Marion too agrees with her colleagues: “I feel very fortunate to be here, because of all the support I can get. It allows me to do much more (and better) than I could on my own. It is also very nice to be surrounded by energetic and curious people.”
Tetsuya expresses his gratitude by naming specific facilities: “I really appreciate all kinds of support I am able to get here! These include the GMI lab support, several core facilities such as the Molecular Biology Services, Bio-optics and Next-Generation Sequencing, as well as the chance of having childcare provided on campus!
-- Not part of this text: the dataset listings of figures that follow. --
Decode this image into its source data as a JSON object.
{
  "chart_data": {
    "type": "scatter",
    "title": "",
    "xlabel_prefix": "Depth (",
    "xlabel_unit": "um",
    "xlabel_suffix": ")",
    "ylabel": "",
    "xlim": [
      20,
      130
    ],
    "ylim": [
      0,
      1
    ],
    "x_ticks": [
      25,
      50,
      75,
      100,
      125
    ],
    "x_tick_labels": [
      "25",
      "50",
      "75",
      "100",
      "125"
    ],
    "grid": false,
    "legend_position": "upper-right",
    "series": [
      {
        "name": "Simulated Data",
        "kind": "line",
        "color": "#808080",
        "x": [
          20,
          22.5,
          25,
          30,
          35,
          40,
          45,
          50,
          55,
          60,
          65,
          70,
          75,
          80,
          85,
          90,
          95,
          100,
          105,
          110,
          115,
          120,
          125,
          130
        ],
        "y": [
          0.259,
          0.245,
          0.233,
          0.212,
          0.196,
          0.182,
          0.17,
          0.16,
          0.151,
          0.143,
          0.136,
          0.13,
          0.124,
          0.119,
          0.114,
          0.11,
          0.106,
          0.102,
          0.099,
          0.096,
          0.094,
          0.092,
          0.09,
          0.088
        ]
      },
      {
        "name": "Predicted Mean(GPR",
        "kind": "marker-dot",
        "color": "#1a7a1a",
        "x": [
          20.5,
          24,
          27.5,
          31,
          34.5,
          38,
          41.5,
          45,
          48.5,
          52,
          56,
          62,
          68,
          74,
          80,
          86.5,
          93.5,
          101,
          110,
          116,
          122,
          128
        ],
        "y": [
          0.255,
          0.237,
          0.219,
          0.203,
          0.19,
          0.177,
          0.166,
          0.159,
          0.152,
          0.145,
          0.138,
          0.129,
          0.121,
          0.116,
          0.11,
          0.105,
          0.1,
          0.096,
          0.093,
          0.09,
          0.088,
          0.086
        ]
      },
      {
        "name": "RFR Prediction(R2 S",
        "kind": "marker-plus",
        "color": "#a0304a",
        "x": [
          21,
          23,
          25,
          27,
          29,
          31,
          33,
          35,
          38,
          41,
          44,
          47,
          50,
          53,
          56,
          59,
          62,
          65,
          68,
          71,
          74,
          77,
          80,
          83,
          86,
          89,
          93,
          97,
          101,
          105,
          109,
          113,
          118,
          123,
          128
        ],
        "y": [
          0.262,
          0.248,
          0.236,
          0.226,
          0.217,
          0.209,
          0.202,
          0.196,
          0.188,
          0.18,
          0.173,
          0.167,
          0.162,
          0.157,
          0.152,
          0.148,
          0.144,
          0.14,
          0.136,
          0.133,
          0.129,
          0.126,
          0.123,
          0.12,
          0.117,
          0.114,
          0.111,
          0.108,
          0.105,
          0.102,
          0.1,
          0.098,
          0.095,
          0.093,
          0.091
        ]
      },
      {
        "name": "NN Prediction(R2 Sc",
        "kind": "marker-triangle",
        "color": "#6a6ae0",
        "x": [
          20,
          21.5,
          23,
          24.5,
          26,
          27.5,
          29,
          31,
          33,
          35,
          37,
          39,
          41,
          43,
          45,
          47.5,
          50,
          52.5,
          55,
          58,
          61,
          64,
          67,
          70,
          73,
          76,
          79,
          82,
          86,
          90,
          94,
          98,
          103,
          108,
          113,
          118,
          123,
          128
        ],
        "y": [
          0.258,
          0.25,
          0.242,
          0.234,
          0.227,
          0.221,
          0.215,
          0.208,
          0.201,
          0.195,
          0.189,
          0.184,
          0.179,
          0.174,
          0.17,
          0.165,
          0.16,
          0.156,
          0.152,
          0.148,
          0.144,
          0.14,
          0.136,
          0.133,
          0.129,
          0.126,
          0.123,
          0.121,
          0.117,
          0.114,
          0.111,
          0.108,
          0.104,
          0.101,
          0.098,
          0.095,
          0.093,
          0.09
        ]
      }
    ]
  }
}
Thanks to this strong support, I am able to focus better on my research tasks.”
With his usual calm temperament, Zach states: “Perhaps unique to GMI and the VBC is the depth of scientific support and the breadth of knowledge available,” and goes on to conclude with strikingly thoughtful words: “It's transformative to have an idea on Monday, be able to talk to someone who knows specifically about that experiment or biology by Wednesday, and then by Friday have everything in place to get started. This means I can be bolder in the kinds of questions I ask than I would be elsewhere.”